И ученый естествоиспытатель, и религиозный искатель, оба должны верить. Один – в эфир, с его непостижимыми свойствами упругости, плотности; в материю, с ее непостижимыми свойствами притяжения, отталкивания. Другой – в Бога, с Его непостижимыми свойствами вечности, бесконечности, всеведения; в бесплотных духов, в бессмертие души.

И оба, добиваясь настоящаго знания, должны прийти к уверенности в своей правде. Одни – через внешний опыт при посредстве ощущений органов чувств. Другой – через внутренний опыт при помощи непосредственных восприятий души.

Поэтому совершенно ошибочно утверждать, будто в религиозной области настоящего знания нет.

Оно есть, настоящее, истинное, но только у того, кто долгим напряженным внутренним опытом перешел от простой веры к полной уверенности. Истинное религиозное знание бывает у святых, у подвижников, у некоторых проникновенно-верующих обычных людей.

А если, например, среди общей мессы официальных христиан больше таких, которые остаются на первой ступени веры, не достигая уверенности, то это же самое наблюдается и у многочисленных адептов науки: обычно они не столько знают, сколько веруют в непреложность чужих утверждений.

Таким образом, как в науке, так и в религии, есть и свое настоящее знание, и свой поверхностный дилетантизм. Никогда человек не станет ученым, если будет заниматься наукой только по четвергам и по пятницам. И никогда истинно проникающим в религиозное знание не будет тот верующий, кто посвящает себя религиозному опыту только по субботам и по воскресеньям.

* * *

К чему же приводят обе эти системы познания сущего?

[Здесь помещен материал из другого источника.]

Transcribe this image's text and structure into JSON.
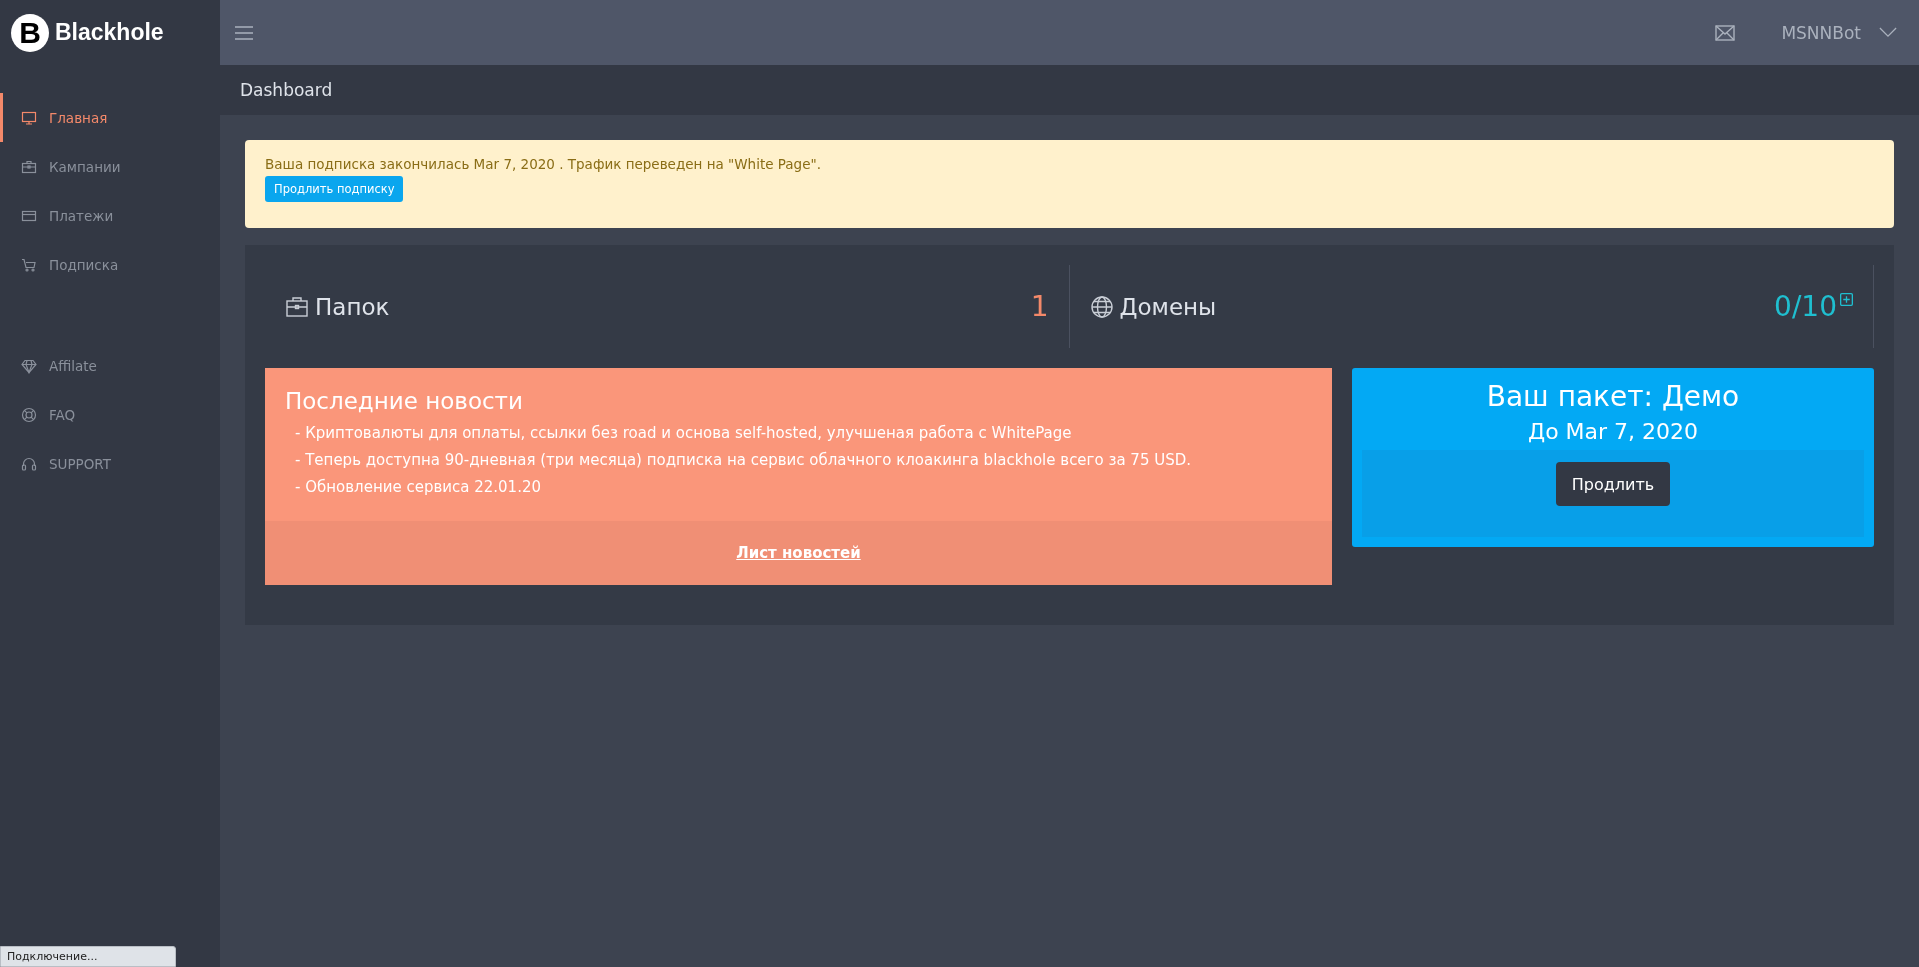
{
  "brand": {
    "logo_letter": "B",
    "name": "Blackhole"
  },
  "sidebar": {
    "groups": [
      {
        "items": [
          {
            "label": "Главная",
            "selected": true
          },
          {
            "label": "Кампании",
            "selected": false
          },
          {
            "label": "Платежи",
            "selected": false
          },
          {
            "label": "Подписка",
            "selected": false
          }
        ]
      },
      {
        "items": [
          {
            "label": "Affilate",
            "selected": false
          },
          {
            "label": "FAQ",
            "selected": false
          },
          {
            "label": "SUPPORT",
            "selected": false
          }
        ]
      }
    ]
  },
  "topbar": {
    "user": "MSNNBot"
  },
  "breadcrumb": "Dashboard",
  "alert": {
    "text": "Ваша подписка закончилась Mar 7, 2020 . Трафик переведен на \"White Page\".",
    "button": "Продлить подписку"
  },
  "stats": [
    {
      "label": "Папок",
      "value": "1",
      "kind": "plain"
    },
    {
      "label": "Домены",
      "value": "0/10",
      "kind": "addable"
    }
  ],
  "news": {
    "title": "Последние новости",
    "items": [
      "- Криптовалюты для оплаты, ссылки без road и основа self-hosted, улучшеная работа с WhitePage",
      "- Теперь доступна 90-дневная (три месяца) подписка на сервис облачного клоакинга blackhole всего за 75 USD.",
      "- Обновление сервиса 22.01.20"
    ],
    "link": "Лист новостей"
  },
  "package": {
    "title": "Ваш пакет: Демо",
    "until": "До Mar 7, 2020",
    "button": "Продлить"
  },
  "status_bar": "Подключение..."
}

Имея в науке основой построения мира ничтожно-малое, ученый только тогда удовлетворен, когда каждое явление сведет к этой основе. Для него даже величавая бескрайность звездной вселенной проходит через испытание ничтожно-малым при микрометрических измерениях.

А если стремление к знанию ведет ученого дальше обычного опыта и требует гармонического объяснения всех явлений материи, жизни и психики, то натурфилософия его или сводится к материалистическому и энергетическому атомизму, или к признанию монад: опять-таки к бесконечно-малому, с первичными признаками материи, жизни и психики. Это бесконечно-малое может стать даже богом – монадой монад, если есть у ученого стремление к удовлетворению религиозного чувства. У Лейбница такой монадой монад сделался интеллект, у В. Вундта – воля…

Но какой это бог? Холодный, безразличный, никого мистически не влекущий к себе. Вершина пирамиды, построенной из песка, скрепленного логикой. Бог, воплотившийся в атом для спасения душ человеческих от неведения, от греха и от зла!